Местоположение издательства:Road Town, United Kingdom
Первая страница:77
Последняя страница:86
Аннотация:The electronic, spin, and energetic characteristics of the radical cations of diethyl and diisopropyl ethers, tetrahydrofuran, oxirane, trimethylene oxide, and pentamethylene oxide were calculated using the MNDO-UHF semiempirical method. The results of the quantum chemical analysis are in agreement with the most probable mechanisms of proton and H atom transfer, rearrangements, and fragmentation, as suggested by the experimental data. Efficient deprotonation (proton transfer) occurs if a particular atom bears a positive charge and a considerable spin population.

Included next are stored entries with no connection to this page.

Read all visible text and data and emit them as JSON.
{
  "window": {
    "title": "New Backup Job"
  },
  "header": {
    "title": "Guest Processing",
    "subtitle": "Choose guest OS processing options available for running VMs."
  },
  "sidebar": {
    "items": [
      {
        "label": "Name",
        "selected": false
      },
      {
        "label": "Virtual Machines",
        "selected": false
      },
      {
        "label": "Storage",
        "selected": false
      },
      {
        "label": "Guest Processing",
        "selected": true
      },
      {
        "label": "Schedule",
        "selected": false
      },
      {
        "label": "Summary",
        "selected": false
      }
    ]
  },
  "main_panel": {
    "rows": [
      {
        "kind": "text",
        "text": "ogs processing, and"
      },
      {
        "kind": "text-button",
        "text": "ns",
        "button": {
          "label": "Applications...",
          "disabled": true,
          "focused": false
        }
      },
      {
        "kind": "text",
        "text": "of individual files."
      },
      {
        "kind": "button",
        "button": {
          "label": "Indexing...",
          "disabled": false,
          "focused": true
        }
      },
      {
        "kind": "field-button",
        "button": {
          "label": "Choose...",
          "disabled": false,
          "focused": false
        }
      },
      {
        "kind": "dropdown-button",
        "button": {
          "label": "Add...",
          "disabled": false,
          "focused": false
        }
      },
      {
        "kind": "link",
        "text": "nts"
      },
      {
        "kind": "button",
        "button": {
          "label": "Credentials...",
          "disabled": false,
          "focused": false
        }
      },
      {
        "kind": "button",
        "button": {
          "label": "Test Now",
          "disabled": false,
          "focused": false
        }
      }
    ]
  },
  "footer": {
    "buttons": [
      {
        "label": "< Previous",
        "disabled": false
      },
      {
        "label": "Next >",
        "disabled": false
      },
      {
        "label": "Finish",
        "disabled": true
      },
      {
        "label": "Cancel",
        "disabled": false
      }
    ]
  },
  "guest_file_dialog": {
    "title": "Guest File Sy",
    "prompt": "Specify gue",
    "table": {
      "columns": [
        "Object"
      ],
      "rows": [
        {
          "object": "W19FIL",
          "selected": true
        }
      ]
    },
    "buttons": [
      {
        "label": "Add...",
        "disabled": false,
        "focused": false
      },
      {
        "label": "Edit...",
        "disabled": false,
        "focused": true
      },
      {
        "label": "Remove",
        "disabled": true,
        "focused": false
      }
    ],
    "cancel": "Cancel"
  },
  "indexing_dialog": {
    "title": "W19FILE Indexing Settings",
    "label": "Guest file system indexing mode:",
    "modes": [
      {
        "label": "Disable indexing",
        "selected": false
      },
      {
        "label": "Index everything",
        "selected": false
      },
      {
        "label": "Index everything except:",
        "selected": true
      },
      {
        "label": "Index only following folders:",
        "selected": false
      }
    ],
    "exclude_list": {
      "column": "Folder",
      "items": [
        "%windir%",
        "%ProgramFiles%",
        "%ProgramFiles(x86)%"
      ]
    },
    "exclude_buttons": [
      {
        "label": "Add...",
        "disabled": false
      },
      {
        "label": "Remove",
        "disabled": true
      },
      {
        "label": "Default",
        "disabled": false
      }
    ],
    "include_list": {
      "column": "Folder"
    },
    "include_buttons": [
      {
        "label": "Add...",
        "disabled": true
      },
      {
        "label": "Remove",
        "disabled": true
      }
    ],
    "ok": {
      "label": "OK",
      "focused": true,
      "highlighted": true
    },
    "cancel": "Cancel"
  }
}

Such conditions are observed in the case of proton transfer from the a-position with respect to the oxygen atom. The C-H bonds corresponding to these protons are much weaker (longer) in the resulting radical cations than in the neutral precursors. For this reason, the reaction sites under consideration show the most pronounced tendency to deprotonation yielding neutral radicals, which is confirmed by the ESR data obtained in X-ray irradiated freonic matrices. Strong elongation of C-O and C-C bonds in the ether radical cations indicate high probability of fragmentation and rearrangement reactions resulting in formation of . CH3 and RO. radicals or distonic radical cations from the primary radical cations for the linear ether radical cations. The products of ring cleavage are formed in the case of cyclic ether radical cations. The results of the calculations agree well with the ESR data obtained for freonic matrices and liquid ethers studied by spin trapping technique and with mass-spectrometric data.